The team then figured out what was causing the nets’ destruction: microglia, the brain and spinal cord cells that initiate repairs after disease and injury. To test the connection between microglia and pain, the team turned to mice with virtually no microglia (made possible with genetic engineering) and performed the same operation. In these mice, the PNNs remained intact after the sciatic nerve surgery and, remarkably, the mice did not become hypersensitive to painful stimuli. To confirm the connection, the team used various means to dissolve the nets, which raised the mice’s sensitivity to pain.
This proved that the PNNs were directly suppressing pain sensitivity. By measuring synaptic transmission with electrodes, Khoutorsky’s team even found out how it works. Degrading the PNNs caused a chain reaction that resulted in increased signaling from the projecting neurons that send pain signals to the brain: When the microglia responding to the nerve injury dissolved the PNNs, this weakened the influence of the inhibitory neurons that normally dampen the firing of the brain-projection neurons. Losing their inhibitory brakes meant runaway neural firing and intense pain.

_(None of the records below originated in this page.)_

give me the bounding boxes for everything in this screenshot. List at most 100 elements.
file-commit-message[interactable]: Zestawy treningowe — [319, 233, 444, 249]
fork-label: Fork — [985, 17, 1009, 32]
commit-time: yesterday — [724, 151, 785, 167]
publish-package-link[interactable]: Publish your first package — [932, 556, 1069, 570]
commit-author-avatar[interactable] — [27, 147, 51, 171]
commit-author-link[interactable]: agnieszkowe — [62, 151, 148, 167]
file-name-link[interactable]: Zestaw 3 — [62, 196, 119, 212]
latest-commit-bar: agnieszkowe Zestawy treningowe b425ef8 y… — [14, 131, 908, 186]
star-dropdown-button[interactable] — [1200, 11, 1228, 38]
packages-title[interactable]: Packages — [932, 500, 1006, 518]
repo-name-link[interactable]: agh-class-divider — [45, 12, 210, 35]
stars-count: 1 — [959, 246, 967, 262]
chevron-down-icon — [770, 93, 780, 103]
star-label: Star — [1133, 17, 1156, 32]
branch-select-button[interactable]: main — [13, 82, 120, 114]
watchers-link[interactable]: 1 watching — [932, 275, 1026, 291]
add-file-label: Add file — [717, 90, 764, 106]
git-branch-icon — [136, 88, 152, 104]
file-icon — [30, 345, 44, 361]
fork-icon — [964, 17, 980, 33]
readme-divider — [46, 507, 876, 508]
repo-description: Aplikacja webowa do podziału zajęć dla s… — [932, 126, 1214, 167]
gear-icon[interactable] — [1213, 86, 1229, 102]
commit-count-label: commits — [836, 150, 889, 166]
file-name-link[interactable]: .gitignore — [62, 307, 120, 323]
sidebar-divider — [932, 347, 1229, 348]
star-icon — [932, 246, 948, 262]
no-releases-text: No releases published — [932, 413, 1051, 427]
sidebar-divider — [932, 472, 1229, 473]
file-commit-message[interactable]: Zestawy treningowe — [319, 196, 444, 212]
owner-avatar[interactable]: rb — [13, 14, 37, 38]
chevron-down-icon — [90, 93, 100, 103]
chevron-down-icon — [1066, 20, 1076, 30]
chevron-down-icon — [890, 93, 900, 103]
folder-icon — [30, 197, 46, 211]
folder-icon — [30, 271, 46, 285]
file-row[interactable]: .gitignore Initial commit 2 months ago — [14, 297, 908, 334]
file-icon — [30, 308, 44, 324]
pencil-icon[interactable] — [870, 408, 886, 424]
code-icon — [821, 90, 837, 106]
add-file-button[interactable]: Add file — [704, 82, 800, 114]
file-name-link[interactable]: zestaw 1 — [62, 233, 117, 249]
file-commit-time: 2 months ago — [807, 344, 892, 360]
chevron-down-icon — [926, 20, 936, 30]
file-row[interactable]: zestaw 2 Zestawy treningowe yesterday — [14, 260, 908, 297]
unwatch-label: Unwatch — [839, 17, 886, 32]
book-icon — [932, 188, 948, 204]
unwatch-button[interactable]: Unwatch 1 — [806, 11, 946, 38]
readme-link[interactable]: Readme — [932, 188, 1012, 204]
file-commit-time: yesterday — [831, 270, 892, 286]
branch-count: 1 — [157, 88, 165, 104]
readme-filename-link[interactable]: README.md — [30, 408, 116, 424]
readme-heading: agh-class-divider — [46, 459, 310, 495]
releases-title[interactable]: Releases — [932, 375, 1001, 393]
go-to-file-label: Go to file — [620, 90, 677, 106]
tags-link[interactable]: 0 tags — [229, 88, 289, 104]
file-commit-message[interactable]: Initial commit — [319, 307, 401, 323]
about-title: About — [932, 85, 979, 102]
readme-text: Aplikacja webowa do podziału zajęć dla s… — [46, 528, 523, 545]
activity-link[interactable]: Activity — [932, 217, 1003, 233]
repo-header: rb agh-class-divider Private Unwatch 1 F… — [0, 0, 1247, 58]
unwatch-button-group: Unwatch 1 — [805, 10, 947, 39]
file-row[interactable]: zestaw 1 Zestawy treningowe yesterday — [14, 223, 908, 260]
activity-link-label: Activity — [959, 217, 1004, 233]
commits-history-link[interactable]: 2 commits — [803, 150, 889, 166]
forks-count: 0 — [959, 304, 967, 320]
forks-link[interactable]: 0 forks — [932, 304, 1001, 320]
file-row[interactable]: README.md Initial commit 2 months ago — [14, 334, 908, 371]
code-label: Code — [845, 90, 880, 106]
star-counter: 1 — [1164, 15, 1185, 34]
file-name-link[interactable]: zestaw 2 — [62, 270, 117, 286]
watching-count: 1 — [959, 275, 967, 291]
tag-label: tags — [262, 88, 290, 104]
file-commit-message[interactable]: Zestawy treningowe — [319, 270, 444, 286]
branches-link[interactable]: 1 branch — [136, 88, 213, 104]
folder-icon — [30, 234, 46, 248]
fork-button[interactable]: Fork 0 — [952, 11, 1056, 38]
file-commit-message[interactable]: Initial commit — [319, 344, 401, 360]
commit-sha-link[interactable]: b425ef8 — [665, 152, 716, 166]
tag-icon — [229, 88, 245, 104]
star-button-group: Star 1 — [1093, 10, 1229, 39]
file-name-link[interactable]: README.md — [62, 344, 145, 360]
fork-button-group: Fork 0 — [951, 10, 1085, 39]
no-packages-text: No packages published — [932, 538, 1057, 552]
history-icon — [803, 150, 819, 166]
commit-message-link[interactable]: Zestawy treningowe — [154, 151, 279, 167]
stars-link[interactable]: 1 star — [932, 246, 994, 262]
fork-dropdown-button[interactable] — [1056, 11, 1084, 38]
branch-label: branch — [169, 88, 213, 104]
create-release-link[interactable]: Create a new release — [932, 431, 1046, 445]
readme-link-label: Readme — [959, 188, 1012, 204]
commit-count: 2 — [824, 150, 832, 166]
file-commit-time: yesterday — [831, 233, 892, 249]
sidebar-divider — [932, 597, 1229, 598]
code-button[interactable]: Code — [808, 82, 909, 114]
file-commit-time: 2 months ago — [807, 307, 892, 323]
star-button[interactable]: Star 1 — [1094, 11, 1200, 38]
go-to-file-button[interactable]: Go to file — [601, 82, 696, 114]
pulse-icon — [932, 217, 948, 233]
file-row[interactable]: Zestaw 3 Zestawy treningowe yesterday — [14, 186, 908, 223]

Microglia release many substances that cause pain neurons to become hypersensitive after nerve injury, but their unexpected action on PNNs has a major advantage: specificity. “Usually what perineuronal nets do is they lock plasticity, and they also protect cells,” Khoutorsky said. “So why are these nets only around these pain relay neurons, and not around other cell types [nearby]?” He suspects that it’s because this pain relay point in the spinal cord is so important that these neurons and their connections need extra protection so that their control of pain transmission is strong and reliable. Only something as dramatic as a neural injury can disrupt that stability.
“The beauty of this mechanism is that it is selective for specific cell types,” Khoutorsky said. The substances microglia release to increase neural firing and cause pain after neural injury affect all types of cells in the vicinity, but the PNNs encase only these neurons precisely at the critical relay point in the spinal cord.
Research is underway to better understand this new mechanism of chronic pain. If researchers can develop methods to rebuild PNNs on these neurons after injury, it could provide a new treatment for chronic pain — an urgent need, considering that opiates, the current solution, lose their potency over time and can become addictive or result in a fatal overdose.
What goes on inside neurons is fascinating and important to understand, but neural networks are formed by individual neurons linked together, and here it is the neglected cartilaginous cement in the space between them that is vital.